[CentOS-virt] WinXP Xen guest: compare VNC vs RDP

Wed Apr 22 23:00:34 UTC 2009
Ed Heron <Ed at Heron-ent.com>

From: "Joseph L. Casale", Wednesday, April 22, 2009 4:23 PM

>> I'm experimenting with using WinXP Xen guests as an alternative to
>>upgrading workstations.  The administrative advantages seem overwhelming.
>
> Using the beta opensource parvirt drivers? Performance would be 
> unacceptable
> otherwise. On that note, my environment would not permit the unstable 
> nature
> of such an exercise...

  Actually, no.  I'm using the fully virtualized guest.  My test virtual 
machine server is a Dell PowerEdge 2900 with dual-core Xeon with stock 
CentOS 5.  It only runs at 2Ghz, but I'm finding acceptable performance for 
the standard business applications that my users will run.  The system can 
go up to 2x4 core Xeons running at 3.33Ghz or something.  Ram can go up to 
48G and it has the option of 2 banks of 4 slots for hotswap hardware RAID. 
I'm hoping to be able to run about 12 virtual XP boxes on a 2900 with 8 x 
3Ghz cores and 16G RAM.

  My current workstations are 1.6Ghz Celerons with 512M to 1G RAM.  They are 
only running Outlook Express, Internet Explorer and a couple of proprietary 
applications.

  If paravirtualization drivers for WinXP ever become stable, that'd improve 
performance and probably increase the number of WinXP VM's quite 
substantially.

>>  Please share thoughts about using VNC vs RDP for remote desktop
>>connections.
>
> RDP will be way faster, not to mention using vnc provides access to the
> console which won't have video performance needed.

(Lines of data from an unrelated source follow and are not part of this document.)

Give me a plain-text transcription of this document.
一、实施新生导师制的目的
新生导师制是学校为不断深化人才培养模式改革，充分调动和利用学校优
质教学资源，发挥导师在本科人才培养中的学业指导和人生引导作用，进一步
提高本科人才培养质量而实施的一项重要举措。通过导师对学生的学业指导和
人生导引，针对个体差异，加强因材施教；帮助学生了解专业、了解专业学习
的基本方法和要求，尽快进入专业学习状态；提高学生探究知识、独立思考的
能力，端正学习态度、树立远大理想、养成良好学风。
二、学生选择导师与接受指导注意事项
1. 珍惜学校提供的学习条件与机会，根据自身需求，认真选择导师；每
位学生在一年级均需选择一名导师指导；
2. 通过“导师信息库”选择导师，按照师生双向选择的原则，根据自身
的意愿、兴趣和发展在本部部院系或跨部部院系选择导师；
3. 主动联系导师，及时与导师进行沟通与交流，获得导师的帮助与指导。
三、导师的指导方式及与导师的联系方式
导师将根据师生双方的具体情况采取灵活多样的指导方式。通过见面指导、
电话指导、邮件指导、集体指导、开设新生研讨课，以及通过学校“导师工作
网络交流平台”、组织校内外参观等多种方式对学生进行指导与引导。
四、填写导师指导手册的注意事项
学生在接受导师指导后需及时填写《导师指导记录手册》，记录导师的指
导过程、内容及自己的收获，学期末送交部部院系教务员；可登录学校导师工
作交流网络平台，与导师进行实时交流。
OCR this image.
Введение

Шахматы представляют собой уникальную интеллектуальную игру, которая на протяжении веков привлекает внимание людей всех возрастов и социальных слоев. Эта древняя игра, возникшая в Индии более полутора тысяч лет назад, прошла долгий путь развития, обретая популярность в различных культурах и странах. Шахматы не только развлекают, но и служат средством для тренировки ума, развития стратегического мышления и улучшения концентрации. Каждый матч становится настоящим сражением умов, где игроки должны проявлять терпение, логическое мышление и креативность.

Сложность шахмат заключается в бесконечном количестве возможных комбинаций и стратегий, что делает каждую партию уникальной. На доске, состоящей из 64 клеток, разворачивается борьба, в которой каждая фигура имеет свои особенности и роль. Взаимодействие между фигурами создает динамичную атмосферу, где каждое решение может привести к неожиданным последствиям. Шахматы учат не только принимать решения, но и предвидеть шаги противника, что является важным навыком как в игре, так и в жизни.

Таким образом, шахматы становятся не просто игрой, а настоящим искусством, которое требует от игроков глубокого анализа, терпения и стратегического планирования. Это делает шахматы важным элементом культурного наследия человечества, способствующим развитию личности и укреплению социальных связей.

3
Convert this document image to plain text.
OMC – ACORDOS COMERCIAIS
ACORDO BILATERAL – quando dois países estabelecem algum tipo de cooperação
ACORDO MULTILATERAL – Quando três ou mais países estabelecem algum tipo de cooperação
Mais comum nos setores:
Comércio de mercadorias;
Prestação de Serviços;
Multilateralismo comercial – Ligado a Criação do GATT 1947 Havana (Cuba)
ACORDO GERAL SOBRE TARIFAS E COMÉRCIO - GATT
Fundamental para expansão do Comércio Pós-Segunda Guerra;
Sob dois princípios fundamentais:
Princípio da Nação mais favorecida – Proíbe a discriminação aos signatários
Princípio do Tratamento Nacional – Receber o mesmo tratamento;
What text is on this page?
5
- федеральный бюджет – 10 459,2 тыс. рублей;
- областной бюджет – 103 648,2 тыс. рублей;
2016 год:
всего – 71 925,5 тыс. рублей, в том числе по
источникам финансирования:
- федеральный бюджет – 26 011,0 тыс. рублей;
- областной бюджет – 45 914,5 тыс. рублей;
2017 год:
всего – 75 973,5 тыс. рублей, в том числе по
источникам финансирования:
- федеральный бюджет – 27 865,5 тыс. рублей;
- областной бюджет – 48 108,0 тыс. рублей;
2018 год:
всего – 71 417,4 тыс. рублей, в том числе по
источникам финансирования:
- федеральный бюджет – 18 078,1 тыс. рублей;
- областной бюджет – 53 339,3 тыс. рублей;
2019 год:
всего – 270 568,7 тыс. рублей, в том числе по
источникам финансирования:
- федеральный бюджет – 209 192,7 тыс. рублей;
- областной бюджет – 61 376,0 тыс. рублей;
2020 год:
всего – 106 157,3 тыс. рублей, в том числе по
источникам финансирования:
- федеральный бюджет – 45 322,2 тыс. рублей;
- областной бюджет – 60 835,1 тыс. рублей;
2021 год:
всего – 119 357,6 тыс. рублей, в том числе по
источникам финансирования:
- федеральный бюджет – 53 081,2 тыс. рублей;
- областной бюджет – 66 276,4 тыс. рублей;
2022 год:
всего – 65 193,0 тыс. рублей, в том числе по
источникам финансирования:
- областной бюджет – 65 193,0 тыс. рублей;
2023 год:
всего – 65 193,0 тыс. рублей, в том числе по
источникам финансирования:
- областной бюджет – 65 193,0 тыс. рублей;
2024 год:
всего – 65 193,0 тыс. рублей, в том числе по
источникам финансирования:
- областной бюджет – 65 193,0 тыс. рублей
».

  Have you done any real world like testing?  My experience seems to 
indicate VNC being faster on a LAN.  Since the console is being redirected 
in the host, rather than the guest, it seems to demand less processing 
power.  Also, turning off remote access in the guest loads less software. 
Since the host supports the VNC console access, it becomes available much 
sooner than WinXP get termserv up.

>>  Please share any anecdotal information regarding user reactions and/or
>>implementation issues.
>
> There's nothing cooler than Xen, but IMHO opinion I would be using 
> something
> a bit more stable for Windows guests, it's not the right tool for >this< 
> job
> as far as I am concerned.
>
> YMMV

  I've got some local databases with chatty Windows clients that becomes 
unuseable across the WAN and doesn't play well with MS Terminal Services. 
Rather than have a stack of physical WinXP machines for my remote users, I'm 
looking at virtualization.  VMWare gets too expensive, too fast.